K2-79b and K2-222b: Mass measurements of two small exoplanets with periods beyond 10 days that overlap with periodic magnetic activity signals

TL;DR

This paper develops a method to accurately measure the masses of two small exoplanets with orbital periods near stellar activity signals, confirming their masses and compositions despite interference.

Contribution

It introduces a technique to mitigate stellar activity interference in radial velocity data, enabling precise mass measurements of exoplanets with periods overlapping stellar signals.

Findings

Confirmed masses: 11.8 ± 3.6 M_Earth for K2-79b and 8.0 ± 1.8 M_Earth for K2-222b.

K2-79b is a highly irradiated Uranus-analog; K2-222b contains significant water ice.

Detected a candidate second companion at 147.5 days orbiting K2-222.

Abstract

We present mass and radius measurements of K2-79b and K2-222b, two transiting exoplanets orbiting active G-type stars.
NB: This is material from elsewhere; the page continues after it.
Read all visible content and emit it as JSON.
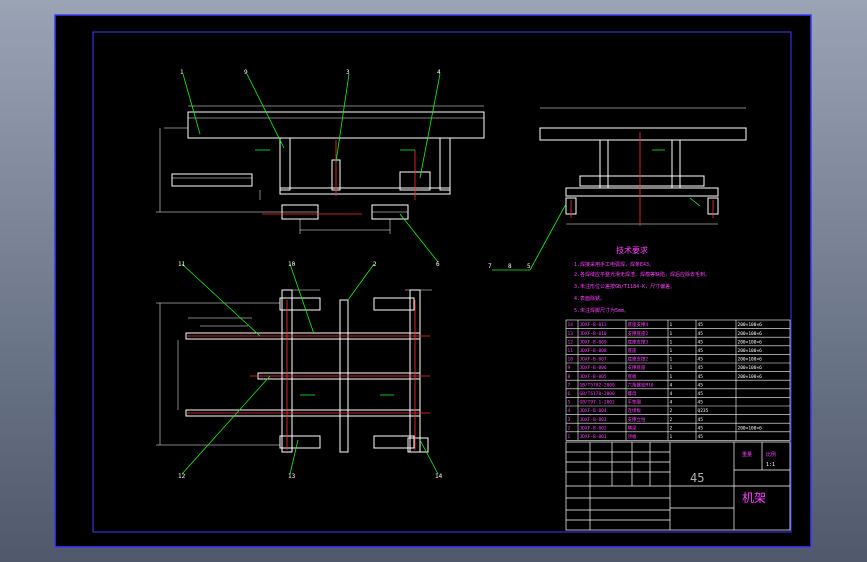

Their respective 10.99d and 15.39d orbital periods fall near periods of signals induced by stellar magnetic activity. The two signals might therefore interfere and lead to an inaccurate estimate of exoplanet mass. We present a method to mitigate these effects when radial velocity and activity indicator observations are available over multiple observing seasons and the orbital period of the exoplanet is known. We perform correlation and periodogram analyses on sub-sets composed of each target's two observing seasons, in addition to the full data sets. For both targets, these analyses reveal an optimal season with little to no interference at the orbital period of the known exoplanet. We make a confident mass detection of each exoplanet by confirming agreement between fits to the full radial velocity set and the optimal season. For K2-79b, we measure a mass of 11.8 $\pm$ 3.6 $M_{Earth}$ and a radius of 4.09 $\pm$ 0.17 $R_{Earth}$. For K2-222b, we measure a mass of 8.0 $\pm$ 1.8 $M_{Earth}$ and a radius of 2.35 $\pm$ 0.08 $R_{Earth}$. According to model predictions, K2-79b is a highly irradiated Uranus-analog and K2-222b hosts significant amounts of water ice. We also present an RV solution for a candidate second companion orbiting K2-222 at 147.5d.